Kindan figured that Nuella was so sad because she had had so much fun and excitement working with Kisk and J’lantir. He imagined that she would be very bored—not to mention grouchy—until the dragonrider returned.

“J’lantir,” Kindan asked just before the dragonrider departed, “do you suppose we could teach Kisk to go
between
like a dragon?” The thought had been on his mind for a while.

“Hmm,” J’lantir murmured consideringly. “Fire-lizards can do it, so I can’t imagine that watch-whers could not.”

“It won’t work,” Nuella said sleepily. Kindan started: He had thought she was asleep. “They have to see where they’re going, and they see heat,” she explained.

“So?” Kindan said.

“Ah, I see what she means,” J’lantir said. “A dragonrider has to give the visual reference for his dragon. So only a wherhandler who could
see
heat could give a watch-wher a proper visual reference.”

“And no one can see heat,” Kindan agreed glumly.

“I can imagine it,” Nuella murmured from her perch on Kisk.

“Why did you want to know?” J’lantir asked Kindan.

“If watch-whers could go
between
they might be able to rescue people, to bring them out of cave-ins and such,” Kindan explained.

“An excellent idea, Kindan,” J’lantir agreed. “Truly excellent. It’s a shame that it won’t work.”

“Goo’ ’dea,” Nuella agreed sleepily. She yawned and rolled over, facing away from them.

“Well, thanks anyway,” Kindan said, turning to join Kisk and Nuella on the shed’s straw floor.

J’lantir reached out and tousled the youngster’s head. “It was a good try, Kindan.”

         

Kindan was correct in his assessment that Nuella would be grouchy until the dragonrider returned. He spent several days cheering her up, enduring endless barbed comments from her, before he got her to agree to go back into the mines for more training.

“But only if you agree to explore every bit,” Nuella demanded. When Kindan agreed, she said, “We can go down when the shifts are off.”

The miners worked in the mine only three days in every sevenday. Two other days were spent grading and bagging the mined coal, felling more timber for shoring and supports, and general work around the camp. The last two days were left free for the miners, with the exception that
everyone
had to help on Camp matters, like quarrying for stone, repairing the road, or making furniture and crockery.

The pumps were the only parts of the mine that were constantly manned. Natalon would never allow a build-up of bad air. Not only would that make it impossible for the miners to return, but it would also allow any gas that leaked out of the exposed coal to accumulate in pockets large enough to cause an explosion, like the one that had killed Kindan’s father and brothers.

“Let’s start with the street Tarik’s working on,” Nuella suggested once they were in the mine and a peeved Dalor was on watch at the hold’s entrance to the secret passageway.

Kindan readily agreed and they turned north from the mine shaft to walk toward Second Street.
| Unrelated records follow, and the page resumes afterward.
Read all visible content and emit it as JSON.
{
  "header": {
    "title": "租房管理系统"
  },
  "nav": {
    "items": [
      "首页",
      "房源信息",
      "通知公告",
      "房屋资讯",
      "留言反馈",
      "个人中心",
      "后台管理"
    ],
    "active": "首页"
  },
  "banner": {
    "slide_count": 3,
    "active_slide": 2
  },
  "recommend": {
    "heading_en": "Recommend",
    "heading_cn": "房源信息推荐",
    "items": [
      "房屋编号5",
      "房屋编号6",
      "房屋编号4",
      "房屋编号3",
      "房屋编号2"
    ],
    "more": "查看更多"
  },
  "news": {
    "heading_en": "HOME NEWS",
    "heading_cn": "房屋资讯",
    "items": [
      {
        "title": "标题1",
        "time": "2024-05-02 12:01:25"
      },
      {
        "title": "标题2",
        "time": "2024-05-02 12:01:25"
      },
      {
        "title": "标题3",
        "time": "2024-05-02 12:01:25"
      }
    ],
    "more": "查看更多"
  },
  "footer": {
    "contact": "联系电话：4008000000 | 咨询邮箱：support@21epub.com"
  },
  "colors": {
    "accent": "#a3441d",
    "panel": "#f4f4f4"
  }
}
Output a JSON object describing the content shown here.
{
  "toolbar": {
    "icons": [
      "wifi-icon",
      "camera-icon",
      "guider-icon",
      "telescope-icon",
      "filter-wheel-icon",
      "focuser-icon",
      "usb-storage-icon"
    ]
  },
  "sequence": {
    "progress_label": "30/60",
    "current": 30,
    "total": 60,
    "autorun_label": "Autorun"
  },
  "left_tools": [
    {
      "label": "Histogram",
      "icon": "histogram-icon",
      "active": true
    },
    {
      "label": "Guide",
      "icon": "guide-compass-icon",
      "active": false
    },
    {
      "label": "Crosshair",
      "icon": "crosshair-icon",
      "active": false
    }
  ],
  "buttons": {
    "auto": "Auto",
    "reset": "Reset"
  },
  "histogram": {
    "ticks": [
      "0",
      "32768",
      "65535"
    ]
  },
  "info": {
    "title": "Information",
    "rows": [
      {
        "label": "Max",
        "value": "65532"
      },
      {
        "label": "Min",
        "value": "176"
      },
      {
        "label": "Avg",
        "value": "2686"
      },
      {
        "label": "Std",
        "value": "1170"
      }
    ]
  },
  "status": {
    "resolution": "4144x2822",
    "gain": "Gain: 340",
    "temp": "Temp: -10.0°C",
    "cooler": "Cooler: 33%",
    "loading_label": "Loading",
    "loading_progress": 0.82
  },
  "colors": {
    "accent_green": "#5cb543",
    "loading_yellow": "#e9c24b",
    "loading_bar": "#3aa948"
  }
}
Kindan had learned how to keep his pace count going while he was thinking or even talking—mostly through painful thumps from Nuella when he forgot.

“You’re even more blind down here than I am, Kindan!” Nuella had cried the last time he’d been forced to admit that he’d lost his count. “That’s it! From now on, you’re going to wear a blindfold,” she had declared. “You’ll have to rely on Kisk and your pace counts to avoid banging into things.”

She’d handed him a dirty scarf that she’d brought along to use as a mask against the worst of the mine’s dust. “You can put this on.”

When Kindan protested, she had told him, “Look, what if there’s a cave-in or something and all the glows are out? What will you do then? If you know your paces, and you’re comfortable in the dark, you won’t panic. And if you don’t panic, you’ll be able to help others.”

Kindan had been convinced. From then on he had donned a blindfold the moment they had safely exited the lift at the bottom of the mine shaft. And, apart from some truly amazing bruises on his shins, Kindan had walked unscathed. The bruises had faded as he learned to keep his count and to trust his memory. But privately he admitted to himself that his mental map of the mine was nowhere near as detailed or accurate as Nuella’s.

Now Kindan felt for joists by delicate touch—having removed several splinters after the first attempt—and walked with something approaching Nuella’s flowing grace.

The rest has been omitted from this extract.